Petitioner's appeal must be dismissed on the merits because petitioner has failed to meet his burden of establishing that he is entitled to relief. Section 275.10 of the Commissioner's regulations requires a "petition [to] contain a clear and concise statement of the petitioner's claim showing that the petitioner is entitled to relief." That is, the petitioner has the burden of establishing the facts upon which he or she seeks relief (Appeal of Marek, 35 Ed Dept Rep 314; Appeal of Nash, 35 id. 203; Appeal of Goldman, 35 id. 126) and the burden of demonstrating a clear legal right to the relief requested (Appeal of Marek, supra; Appeal of Nash, supra; Appeal of DiMicelli, 28 Ed Dept Rep 327).

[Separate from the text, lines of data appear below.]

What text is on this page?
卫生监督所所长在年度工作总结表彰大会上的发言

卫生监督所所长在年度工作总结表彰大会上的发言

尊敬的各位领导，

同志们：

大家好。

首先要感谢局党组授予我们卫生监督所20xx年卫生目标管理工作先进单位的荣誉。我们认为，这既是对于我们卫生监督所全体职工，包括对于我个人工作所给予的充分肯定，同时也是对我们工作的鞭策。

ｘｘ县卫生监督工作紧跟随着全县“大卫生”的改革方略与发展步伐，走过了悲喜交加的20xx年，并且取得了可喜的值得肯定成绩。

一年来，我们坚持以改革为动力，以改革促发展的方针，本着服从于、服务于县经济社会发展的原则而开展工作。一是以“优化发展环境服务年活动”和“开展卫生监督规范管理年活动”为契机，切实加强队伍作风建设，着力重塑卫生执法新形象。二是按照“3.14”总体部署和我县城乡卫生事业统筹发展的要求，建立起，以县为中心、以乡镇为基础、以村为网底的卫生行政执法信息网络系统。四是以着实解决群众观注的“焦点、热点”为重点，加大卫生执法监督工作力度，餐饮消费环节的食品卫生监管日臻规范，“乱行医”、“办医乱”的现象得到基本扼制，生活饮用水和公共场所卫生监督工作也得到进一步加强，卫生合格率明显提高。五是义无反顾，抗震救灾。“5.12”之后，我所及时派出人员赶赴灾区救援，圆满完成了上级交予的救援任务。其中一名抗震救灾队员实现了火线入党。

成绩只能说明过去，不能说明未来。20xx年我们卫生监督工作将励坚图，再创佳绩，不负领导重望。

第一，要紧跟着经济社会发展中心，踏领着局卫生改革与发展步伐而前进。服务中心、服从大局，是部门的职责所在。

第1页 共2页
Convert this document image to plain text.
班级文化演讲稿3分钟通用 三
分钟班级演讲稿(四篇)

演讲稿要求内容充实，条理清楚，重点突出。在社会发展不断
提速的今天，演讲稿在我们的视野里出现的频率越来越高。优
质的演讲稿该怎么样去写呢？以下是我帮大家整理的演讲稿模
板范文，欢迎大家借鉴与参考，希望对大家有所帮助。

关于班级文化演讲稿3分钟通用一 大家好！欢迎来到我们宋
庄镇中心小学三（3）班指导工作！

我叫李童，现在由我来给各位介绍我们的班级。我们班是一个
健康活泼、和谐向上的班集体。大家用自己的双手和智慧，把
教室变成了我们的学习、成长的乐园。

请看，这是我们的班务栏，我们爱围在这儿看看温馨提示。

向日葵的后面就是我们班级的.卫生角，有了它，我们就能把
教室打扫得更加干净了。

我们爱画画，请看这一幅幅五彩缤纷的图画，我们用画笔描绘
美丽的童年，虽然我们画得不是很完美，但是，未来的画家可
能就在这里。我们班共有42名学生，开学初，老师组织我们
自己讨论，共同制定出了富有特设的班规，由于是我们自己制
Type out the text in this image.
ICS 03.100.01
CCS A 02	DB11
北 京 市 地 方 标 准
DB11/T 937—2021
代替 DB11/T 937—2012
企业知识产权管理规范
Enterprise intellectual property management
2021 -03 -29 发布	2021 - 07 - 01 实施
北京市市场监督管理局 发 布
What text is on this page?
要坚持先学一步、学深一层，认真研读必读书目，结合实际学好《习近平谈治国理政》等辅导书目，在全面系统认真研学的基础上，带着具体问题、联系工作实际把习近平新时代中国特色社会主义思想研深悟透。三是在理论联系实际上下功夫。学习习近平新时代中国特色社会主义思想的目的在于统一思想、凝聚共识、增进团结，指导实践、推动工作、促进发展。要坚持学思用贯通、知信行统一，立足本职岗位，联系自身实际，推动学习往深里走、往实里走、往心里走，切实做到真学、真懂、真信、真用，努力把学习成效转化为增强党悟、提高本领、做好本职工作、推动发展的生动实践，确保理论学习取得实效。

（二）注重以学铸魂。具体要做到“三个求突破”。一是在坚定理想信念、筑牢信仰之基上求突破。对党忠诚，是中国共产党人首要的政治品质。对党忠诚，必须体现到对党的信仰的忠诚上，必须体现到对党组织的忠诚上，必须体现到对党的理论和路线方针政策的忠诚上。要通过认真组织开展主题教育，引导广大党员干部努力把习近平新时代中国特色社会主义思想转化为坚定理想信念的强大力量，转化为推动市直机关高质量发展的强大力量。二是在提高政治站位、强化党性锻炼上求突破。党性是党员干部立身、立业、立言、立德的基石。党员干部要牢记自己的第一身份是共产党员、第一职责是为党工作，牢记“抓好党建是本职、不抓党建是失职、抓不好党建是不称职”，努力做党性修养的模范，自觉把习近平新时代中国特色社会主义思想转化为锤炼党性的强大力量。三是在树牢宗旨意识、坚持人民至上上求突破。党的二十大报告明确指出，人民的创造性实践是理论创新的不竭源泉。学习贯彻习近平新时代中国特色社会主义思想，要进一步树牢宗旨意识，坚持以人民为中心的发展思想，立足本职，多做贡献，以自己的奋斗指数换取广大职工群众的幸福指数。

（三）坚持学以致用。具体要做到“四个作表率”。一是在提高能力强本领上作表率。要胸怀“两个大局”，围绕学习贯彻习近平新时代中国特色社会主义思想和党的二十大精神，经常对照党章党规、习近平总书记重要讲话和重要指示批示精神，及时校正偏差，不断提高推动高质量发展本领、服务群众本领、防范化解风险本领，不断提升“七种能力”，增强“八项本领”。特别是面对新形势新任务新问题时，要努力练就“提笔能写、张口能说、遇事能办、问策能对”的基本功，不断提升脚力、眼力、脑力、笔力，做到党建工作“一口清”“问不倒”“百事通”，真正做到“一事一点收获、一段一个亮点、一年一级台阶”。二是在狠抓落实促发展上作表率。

In the conduct of school district elections, there is a presumption of regularity (Appeal of Cochran, 35 Ed Dept Rep 555). A district election will not be overturned due to election irregularities unless petitioner establishes that the alleged irregularities actually affected the outcome of the election (Matter of Boyes v. Allen, et al., 32 AD2d 990, aff'd, 26 NY2d 709; Appeal of Roberts, 33 Ed Dept Rep 601), were so pervasive that they vitiated the electoral process (Appeal of Roberts, supra; Matter of Gilbert, 20 Ed Dept Rep 174), or demonstrate a clear and convincing picture of informality to the point of laxity in adherence to the Education Law (Matter of Levine, 24 Ed Dept Rep 172, aff'd sub nom; Capobianco v. Ambach, 112 AD2d 640). The irregularities must be substantial and not merely technical (Appeal of Cochran, supra; Appeal of Walsh, 34 Ed Dept Rep 544; Appeal of Taylor, 31 id. 46). Implicit in these decisions is the recognition that it is a rare case where errors in the conduct of a school election become so pervasive that they vitiate the fundamental fairness of the election (Appeal of Roberts, supra; Appeal of Como, 28 Ed Dept Rep 483).

Here, petitioner raises a number of questions but has failed to meet his burden of proving that the alleged irregularities, if true, affected the outcome of the election. First, if the 61 votes which petitioner questions were to be cast in petitioner's favor and all of the absentee ballots were disqualified, the outcome of the election would not have been affected. Furthermore, with respect to petitioner's surmise that the votes recorded on one of the voting machines are invalid, petitioner bases his allegations on the facts that the machine's curtain cable was repaired during the election and that the results recorded in that machine were inconsistent with those of the other two machines. It is well settled that mere speculation as to the possible existence of irregularities provides an insufficient basis on which to annul election results (Appeal of Young, 26 Ed Dept Rep 272; Matter of Senecal, 22 id. 367; Matter of Carberry, 22 id. 295). In the absence of such proof, I will not set aside the election (Appeal of Ben-Reuben, 33 Ed Dept Rep 299; Appeal of Como, supra; Matter of Murtagh, 19 Ed Dept Rep 179).

Based upon the foregoing, I find no basis to overturn this election. I have considered petitioner's remaining claims and find them without merit.